Michael West, a spokesman for UIL, said the new name involves only the U.S. holding company. The utilities will continue to operate under their familiar names.
General Electric has officially moved its renewable energy headquarters from New York state to Paris following its $10 billion acquisition of the energy business of French conglomerate Alstom SA.
The move was a concession to the French government, and Alstom’s offshore wind business was regarded as the stronger business unit. The new renewable energy business will focus increasingly on offshore wind. GE’s onshore wind unit will remain in Schenectady.
FERC last week ordered RTOs and ISOs to file reports detailing their current practices and planned changes on five price formation issues, saying it needed more information before taking substantive action.
In September, the commission issued a Notice of Proposed Rulemaking that would require RTOs and ISOs to align their settlement and dispatch intervals, saying it was the first of a number of proposals on which the commission plans to act. (See NOPR Requires RTOs Switch to 5-Minute Settlements.)
FERC said last week that the RTO/ISO reports, due in 75 days, will help it identify best practices and inform its future actions. It asked for information on:
pricing of fast-start resources;
commitments to manage multiple contingencies;
look-ahead modeling;
uplift allocation; and
transparency.
“Identifying best practices for these five areas should provide incentives to maintain reliability, to facilitate accurate and transparent pricing, to reduce uplift, and for market participants to operate consistent with dispatch signals,” the commission wrote. “We have selected these areas because the discussion at the price formation workshops and the comments received after the workshops suggest that a number of RTOs and ISOs have sufficient experience with these areas such that we may be able to discern best practices and understand unintended consequences.
“The commission seeks this information not only to answer technical questions regarding how each RTO/ISO addresses these topics, but also to understand the reasons why each RTO/ISO has made its set of policy choices,” it added.
Commissioner Cheryl LaFleur said the issue is one of the commission’s most important initiatives, particularly because of the shift from coal to lower carbon resources. “I know there’s been a lot of anticipation and even impatience for action in this area,” she said. “This is the second in a series of orders; I don’t believe it will be the last.”
Commissioner Tony Clark said the energy markets “are our best performing and most mature markets.”
“So it seems to me that this is an appropriate manner in which to deal with this … so that we take it one bite at a time and we don’t have secondary unintended effects [that might occur] if we were to act all at once.”
Commissioner Colette Honorable noted that some have complained that work on price formation issues has “stalled” in RTO stakeholder processes.
“While we are working, I want to gently ask that [stakeholders] continue working, too, and that if you identify market flaws and other issues that need to be addressed, please continue to demonstrate your leadership.”

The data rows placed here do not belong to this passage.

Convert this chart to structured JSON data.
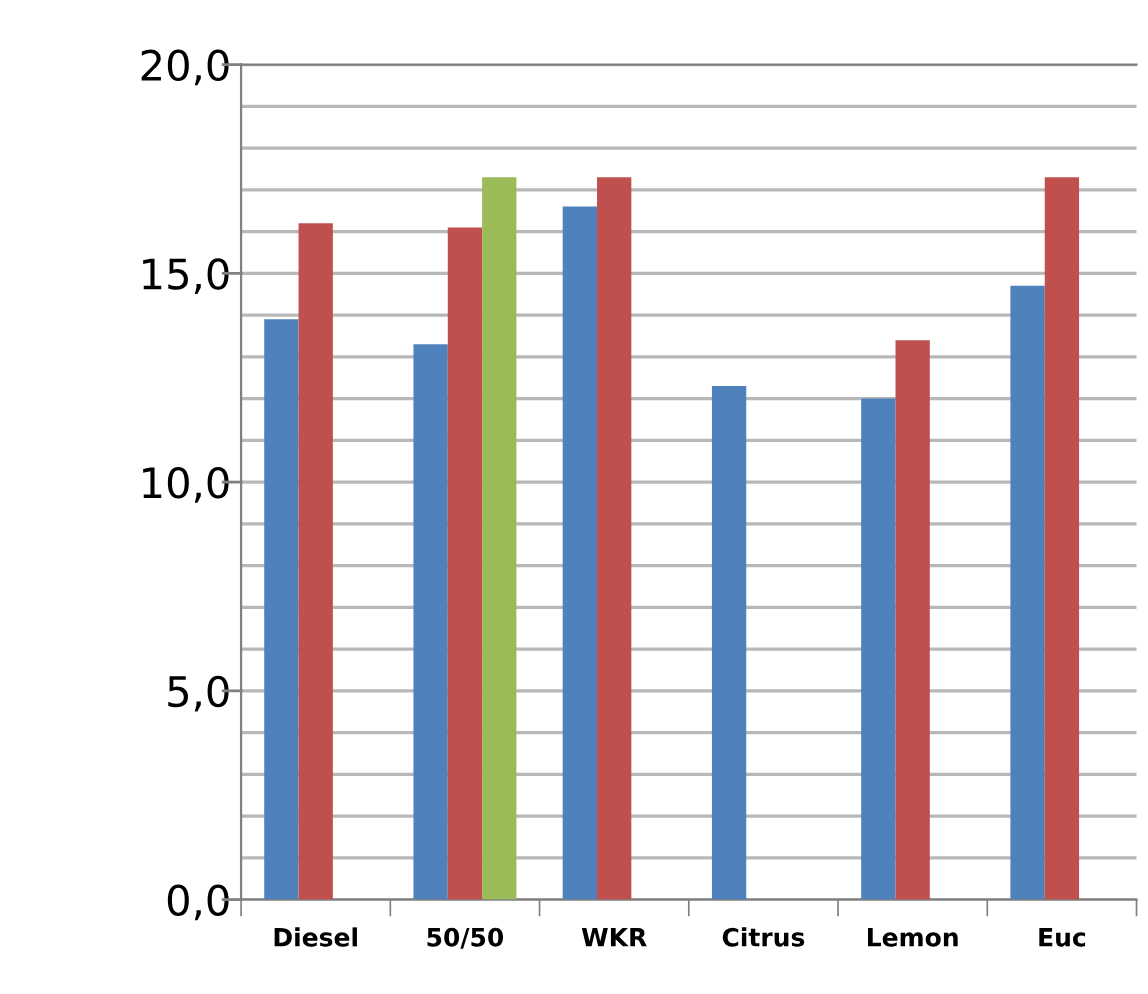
{
  "chart_data": {
    "type": "bar",
    "categories": [
      "Diesel",
      "50/50",
      "WKR",
      "Citrus",
      "Lemon",
      "Euc"
    ],
    "series": [
      {
        "color": "#4f81bd",
        "values": [
          13.9,
          13.3,
          16.6,
          12.3,
          12.0,
          14.7
        ]
      },
      {
        "color": "#c0504d",
        "values": [
          16.2,
          16.1,
          17.3,
          null,
          13.4,
          17.3
        ]
      },
      {
        "color": "#9bbb59",
        "values": [
          null,
          17.3,
          null,
          null,
          null,
          null
        ]
      }
    ],
    "ylim": [
      0,
      20
    ],
    "yticks": [
      {
        "value": 0,
        "label": "0,0"
      },
      {
        "value": 1,
        "label": null
      },
      {
        "value": 2,
        "label": null
      },
      {
        "value": 3,
        "label": null
      },
      {
        "value": 4,
        "label": null
      },
      {
        "value": 5,
        "label": "5,0"
      },
      {
        "value": 6,
        "label": null
      },
      {
        "value": 7,
        "label": null
      },
      {
        "value": 8,
        "label": null
      },
      {
        "value": 9,
        "label": null
      },
      {
        "value": 10,
        "label": "10,0"
      },
      {
        "value": 11,
        "label": null
      },
      {
        "value": 12,
        "label": null
      },
      {
        "value": 13,
        "label": null
      },
      {
        "value": 14,
        "label": null
      },
      {
        "value": 15,
        "label": "15,0"
      },
      {
        "value": 16,
        "label": null
      },
      {
        "value": 17,
        "label": null
      },
      {
        "value": 18,
        "label": null
      },
      {
        "value": 19,
        "label": null
      },
      {
        "value": 20,
        "label": "20,0"
      }
    ],
    "grid": "y"
  }
}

FERC last week accepted a compliance filing by NYISO regarding its revised compensation methodology governing the provision of frequency regulation service under Order 755. “We believe that NYISO has demonstrated that its interim market power mitigation measures have successfully limited opportunities for firms to benefit from bidding regulation movement above marginal costs, and therefore meet the requirements of Order No. 755,” FERC wrote (ER12-1653).